Cependant on peut dire, pour justifier cette indulgence, que l’Eglise regarde de plus près aux qualités des Ministres qu’elle admet, que des Ministres déjà reçus, qu’un refus ne fait pas autant de tort qu’un châtiment, que la privation de tout privilège clérical est une plus grande punition que la simple exclusion, qu’on exclut pour de simples défauts de corps ou d’esprit, qui ne sont point de péchés, et que des bouffons, tels qu’ils étaient dans ce siècle, qui amusaient les passants dans les rues, étaient moins pernicieux et moins coupables que des Comédiens et Comédiennes de profession qui passent toute leur vie à exciter par toute sorte d’artifices les passions les plus criminelles : métier si opposé au christianisme, que d’autres canons appellent cette espèce d’hommes des apostats et des démons. […] Faut-il être surpris si un Comédien, quoiqu’il ait quitté ce métier infâme, traité comme un énergumène qui serait délivré du Démon, ne peut encore recevoir les ordres, sans dispense ? […] On se contenta dans la suite d’un renoncement général au démon, à la chair et au monde, et à ses pompes, qu’on y fait faire encore aujourd’hui, parce qu’on regarde avec raison ce renoncement comme une abjuration bien précise du spectacle. […] C’est moins le théâtre d’une pièce dramatique que le théâtre des plus dangereuses pompes du monde, des plus redoutables tentations du démon, des plus grandes faiblesses de la chair.
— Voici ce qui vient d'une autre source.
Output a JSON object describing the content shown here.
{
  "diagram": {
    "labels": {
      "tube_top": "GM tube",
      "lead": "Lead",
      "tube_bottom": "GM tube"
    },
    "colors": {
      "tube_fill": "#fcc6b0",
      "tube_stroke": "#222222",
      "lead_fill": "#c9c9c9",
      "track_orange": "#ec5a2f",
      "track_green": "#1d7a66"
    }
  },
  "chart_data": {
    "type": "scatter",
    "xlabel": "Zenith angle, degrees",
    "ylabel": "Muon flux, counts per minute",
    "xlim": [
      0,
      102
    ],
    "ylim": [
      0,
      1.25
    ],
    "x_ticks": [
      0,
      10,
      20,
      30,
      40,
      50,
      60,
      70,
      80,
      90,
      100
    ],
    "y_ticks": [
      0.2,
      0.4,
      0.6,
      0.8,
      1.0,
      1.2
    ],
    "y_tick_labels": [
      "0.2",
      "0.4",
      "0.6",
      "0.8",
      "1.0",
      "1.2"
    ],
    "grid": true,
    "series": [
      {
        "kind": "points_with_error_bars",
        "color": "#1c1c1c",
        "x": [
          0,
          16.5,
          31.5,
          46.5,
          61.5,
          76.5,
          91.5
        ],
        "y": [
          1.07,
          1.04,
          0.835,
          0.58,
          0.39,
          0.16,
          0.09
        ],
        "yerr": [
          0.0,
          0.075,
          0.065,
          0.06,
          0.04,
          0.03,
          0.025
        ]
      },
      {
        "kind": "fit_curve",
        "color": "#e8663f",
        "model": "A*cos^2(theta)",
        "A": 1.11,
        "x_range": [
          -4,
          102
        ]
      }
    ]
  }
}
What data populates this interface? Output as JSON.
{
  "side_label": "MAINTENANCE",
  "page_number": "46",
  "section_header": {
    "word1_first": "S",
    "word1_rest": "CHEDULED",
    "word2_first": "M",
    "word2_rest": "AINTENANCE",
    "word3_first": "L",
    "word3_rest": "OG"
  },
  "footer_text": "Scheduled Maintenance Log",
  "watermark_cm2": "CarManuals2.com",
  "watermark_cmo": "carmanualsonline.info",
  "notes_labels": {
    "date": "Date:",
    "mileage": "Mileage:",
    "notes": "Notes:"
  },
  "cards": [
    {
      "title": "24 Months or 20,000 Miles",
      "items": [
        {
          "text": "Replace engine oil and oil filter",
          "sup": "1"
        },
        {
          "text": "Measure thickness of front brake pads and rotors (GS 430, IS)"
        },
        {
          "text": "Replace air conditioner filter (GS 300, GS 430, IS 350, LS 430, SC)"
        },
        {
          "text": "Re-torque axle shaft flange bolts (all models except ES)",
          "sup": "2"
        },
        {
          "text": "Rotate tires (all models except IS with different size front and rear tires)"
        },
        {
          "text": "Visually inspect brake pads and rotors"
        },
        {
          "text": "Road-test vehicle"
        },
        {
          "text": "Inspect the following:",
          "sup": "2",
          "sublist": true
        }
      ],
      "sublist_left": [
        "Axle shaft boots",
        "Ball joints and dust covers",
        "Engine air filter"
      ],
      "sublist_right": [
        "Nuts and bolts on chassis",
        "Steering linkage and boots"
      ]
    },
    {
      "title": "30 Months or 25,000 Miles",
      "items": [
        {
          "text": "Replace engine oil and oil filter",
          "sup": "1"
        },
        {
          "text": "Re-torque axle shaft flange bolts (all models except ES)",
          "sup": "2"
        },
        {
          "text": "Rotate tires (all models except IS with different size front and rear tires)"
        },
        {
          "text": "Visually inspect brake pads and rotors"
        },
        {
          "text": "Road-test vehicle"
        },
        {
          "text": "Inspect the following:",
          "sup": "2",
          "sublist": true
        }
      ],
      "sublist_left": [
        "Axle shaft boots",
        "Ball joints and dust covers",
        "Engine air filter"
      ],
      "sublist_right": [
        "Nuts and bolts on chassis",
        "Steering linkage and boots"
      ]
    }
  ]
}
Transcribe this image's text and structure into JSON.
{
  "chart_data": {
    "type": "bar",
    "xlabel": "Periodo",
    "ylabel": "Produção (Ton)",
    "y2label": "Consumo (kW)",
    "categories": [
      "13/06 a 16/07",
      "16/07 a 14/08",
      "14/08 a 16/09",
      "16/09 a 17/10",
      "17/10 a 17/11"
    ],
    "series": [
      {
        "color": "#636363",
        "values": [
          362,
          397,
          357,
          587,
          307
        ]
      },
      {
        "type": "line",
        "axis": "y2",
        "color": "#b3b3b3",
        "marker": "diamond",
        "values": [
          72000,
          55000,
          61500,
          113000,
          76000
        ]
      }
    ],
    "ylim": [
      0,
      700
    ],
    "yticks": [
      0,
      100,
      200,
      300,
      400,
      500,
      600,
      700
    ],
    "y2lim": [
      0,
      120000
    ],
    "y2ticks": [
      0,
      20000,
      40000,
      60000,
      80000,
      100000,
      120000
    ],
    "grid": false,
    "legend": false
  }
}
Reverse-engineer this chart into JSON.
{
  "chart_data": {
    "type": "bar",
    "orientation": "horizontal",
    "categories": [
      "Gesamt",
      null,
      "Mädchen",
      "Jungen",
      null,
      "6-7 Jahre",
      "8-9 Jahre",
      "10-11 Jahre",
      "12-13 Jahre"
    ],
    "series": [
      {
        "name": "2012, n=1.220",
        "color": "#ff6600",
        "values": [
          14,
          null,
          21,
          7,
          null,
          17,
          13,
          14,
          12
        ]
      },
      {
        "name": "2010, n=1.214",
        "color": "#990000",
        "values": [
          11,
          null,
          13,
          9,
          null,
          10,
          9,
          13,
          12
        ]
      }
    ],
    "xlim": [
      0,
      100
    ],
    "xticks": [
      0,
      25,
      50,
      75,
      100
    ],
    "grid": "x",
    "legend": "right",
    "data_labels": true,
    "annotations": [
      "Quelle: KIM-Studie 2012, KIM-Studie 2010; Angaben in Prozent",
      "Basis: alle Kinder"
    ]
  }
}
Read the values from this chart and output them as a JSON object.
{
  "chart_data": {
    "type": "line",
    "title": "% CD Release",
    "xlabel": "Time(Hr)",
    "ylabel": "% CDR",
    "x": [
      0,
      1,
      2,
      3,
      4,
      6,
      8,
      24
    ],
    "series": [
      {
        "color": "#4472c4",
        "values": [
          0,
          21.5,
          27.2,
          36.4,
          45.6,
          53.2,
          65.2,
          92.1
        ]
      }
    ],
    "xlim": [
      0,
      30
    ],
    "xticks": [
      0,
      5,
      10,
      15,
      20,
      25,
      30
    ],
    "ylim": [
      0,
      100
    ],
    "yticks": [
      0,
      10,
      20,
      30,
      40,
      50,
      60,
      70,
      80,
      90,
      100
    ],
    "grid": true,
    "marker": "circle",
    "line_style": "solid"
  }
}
Jésus-Christ même a toléré Judas, c’est-à-dire un démon, un voleur, un traître, par qui il savait qu’il devait être vendu ; il le laissa participer avec la troupe innocente des Apôtres à ce prix de notre Rédemption qui est connu des Fidèles ? […] » Que les Prédicateurs et les Théologiens, frappés de ces exemples, ne cessent point de crier contre les Spectacles, tandis que l’Eglise lance ses foudres contre les Comédiens ; qu’ils représentent le Théâtre, comme l’école de l’impureté, la nourriture des passions, l’assemblage des ruses du démon pour les réveiller, où les yeux sont environnés d’objets séducteurs, les oreilles ouvertes à des discours souvent obscènes et toujours profanes, qui infectent le cœur et l’esprit.